A matrix differentiation with trace and kronecker product

148 Views Asked by At

I'm new to matrix calculus and want to differentiate the following function w.r.t $X$, $Y$ $$\phi(X,Y) = Y^TA^T(L\otimes X):Y^TA^T(L\otimes X) =tr((L\otimes X)^TAYY^TA^T(L\otimes X)) $$ I know the derivative w.r.t $Y$, but have no idea how to start it w.r.t $X$
I have checked some related questions and solutions, but I still have no idea how the 'differential' $d\phi$ are derived.
Is there any reference about calculating the differential of a matrix?
Any help will be appreciated!!

2

There are 2 best solutions below

0
On

The differential in this case will be $$ d\phi = 2 Y^TA^T(L \otimes X):Y^TA^T(L \otimes dX). $$

3
On

$\def\p#1#2{\frac{\partial #1}{\partial #2}}$ Define $B=(L\otimes X)^TAY$ and assume the following sizes for the matrices $$\eqalign{ m,n &= {\rm size}(X) \\ p,q &= {\rm size}(L) \\ mp,r &= {\rm size}(A) \\ r,s &= {\rm size}(Y) \\ nq,s &= {\rm size}(B) \\ }$$ Kronecker products can be vectorized with the aid of a Commutation matrix $\,(K_{np})$ $$\eqalign{ {\rm vec}(L\otimes X) &= \left(I_q\otimes K_{np}\otimes I_m\right)\cdot \left({\rm vec}(L)\otimes I_m\otimes I_n\right)\cdot {\rm vec}(X) \\ &\doteq M\,{\rm vec}(X) \\ }$$ Write the function in terms of $B$. Then calculate its differential and gradient. $$\eqalign{ \phi &= B^T:B^T \\ d\phi &= 2B^T:dB^T \\ &= 2B^T:(AY)^T(L\otimes dX) \\ &= 2AYB^T:(L\otimes dX) \\ &= 2\,{\rm vec}(AYB^T):M\;{\rm vec}(dX) \\ &= 2\,M^T{\rm vec}(AYB^T):{\rm vec}(dX) \\ &= 2\;{\rm devec}\Big(M^T{\rm vec}(AYB^T)\Big):dX \\ \p{\phi}{X} &= 2\;{\rm devec}\Big(M^T{\rm vec}(AYB^T)\Big) \\ }$$ The hardest part of the process is freeing $dX$ from the Kronecker term.

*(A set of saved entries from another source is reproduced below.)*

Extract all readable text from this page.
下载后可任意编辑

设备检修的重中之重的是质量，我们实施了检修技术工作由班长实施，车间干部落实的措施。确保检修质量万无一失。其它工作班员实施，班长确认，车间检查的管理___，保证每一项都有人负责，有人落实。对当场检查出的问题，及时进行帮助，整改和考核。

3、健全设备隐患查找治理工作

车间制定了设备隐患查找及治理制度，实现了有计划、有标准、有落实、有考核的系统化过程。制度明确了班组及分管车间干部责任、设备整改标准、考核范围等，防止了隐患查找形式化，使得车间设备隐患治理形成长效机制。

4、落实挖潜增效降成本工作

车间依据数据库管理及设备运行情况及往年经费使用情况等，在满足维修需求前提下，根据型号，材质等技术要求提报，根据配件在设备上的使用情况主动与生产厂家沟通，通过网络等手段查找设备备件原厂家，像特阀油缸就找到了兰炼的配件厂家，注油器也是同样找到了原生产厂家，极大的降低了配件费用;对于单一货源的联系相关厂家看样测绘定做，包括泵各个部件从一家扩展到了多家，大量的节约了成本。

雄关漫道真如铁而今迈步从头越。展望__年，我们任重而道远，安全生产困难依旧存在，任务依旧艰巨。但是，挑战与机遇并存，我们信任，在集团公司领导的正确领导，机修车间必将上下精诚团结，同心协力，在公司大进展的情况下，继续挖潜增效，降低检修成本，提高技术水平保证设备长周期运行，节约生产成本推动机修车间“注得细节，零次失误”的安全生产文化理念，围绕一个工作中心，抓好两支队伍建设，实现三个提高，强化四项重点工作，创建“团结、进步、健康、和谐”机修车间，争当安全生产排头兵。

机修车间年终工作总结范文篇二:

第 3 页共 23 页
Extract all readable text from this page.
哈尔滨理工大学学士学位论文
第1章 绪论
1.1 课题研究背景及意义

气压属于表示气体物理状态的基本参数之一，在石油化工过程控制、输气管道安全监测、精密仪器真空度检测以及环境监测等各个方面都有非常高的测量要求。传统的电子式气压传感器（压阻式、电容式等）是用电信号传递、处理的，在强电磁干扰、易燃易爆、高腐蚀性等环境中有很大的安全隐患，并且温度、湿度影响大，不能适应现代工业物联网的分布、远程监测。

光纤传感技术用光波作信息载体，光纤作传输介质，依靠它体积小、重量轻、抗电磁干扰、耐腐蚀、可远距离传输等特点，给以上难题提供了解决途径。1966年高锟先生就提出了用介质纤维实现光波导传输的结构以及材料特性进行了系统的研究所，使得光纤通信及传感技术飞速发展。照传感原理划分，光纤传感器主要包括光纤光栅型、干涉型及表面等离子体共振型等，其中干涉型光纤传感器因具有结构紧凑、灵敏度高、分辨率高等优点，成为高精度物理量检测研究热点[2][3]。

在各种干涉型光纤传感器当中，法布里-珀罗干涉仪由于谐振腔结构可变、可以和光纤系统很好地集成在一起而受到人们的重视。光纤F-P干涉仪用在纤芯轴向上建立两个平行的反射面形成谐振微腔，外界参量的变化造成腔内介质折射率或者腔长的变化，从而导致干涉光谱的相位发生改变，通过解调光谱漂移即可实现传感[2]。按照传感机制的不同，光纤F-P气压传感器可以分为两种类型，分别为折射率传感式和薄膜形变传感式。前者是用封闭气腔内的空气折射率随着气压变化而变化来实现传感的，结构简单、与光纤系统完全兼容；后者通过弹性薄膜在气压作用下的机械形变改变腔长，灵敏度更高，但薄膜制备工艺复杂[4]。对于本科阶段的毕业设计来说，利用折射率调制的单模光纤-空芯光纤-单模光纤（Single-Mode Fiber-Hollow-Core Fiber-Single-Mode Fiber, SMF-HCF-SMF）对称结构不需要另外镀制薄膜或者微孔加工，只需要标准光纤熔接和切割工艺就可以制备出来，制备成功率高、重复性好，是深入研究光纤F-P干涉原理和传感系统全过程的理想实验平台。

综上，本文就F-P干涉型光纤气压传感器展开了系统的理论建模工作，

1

Vectorization/devectorization was used to handle the Kronecker product in this example, but one might also employ the Singular value decomposition or the Pitsianis decomposition of the matrix $(AYB^T)$, both of which were demonstrated in your linked answer.

Another possibility is a block Kronecker decomposition of the $(AYB^T)$ matrix.

The key idea is that the Kronecker and Frobenius products have a nice distributive property $$(A\otimes B):(C\otimes dX) \;=\; (A:C)\,B:dX$$ for compatibly dimensioned matrices.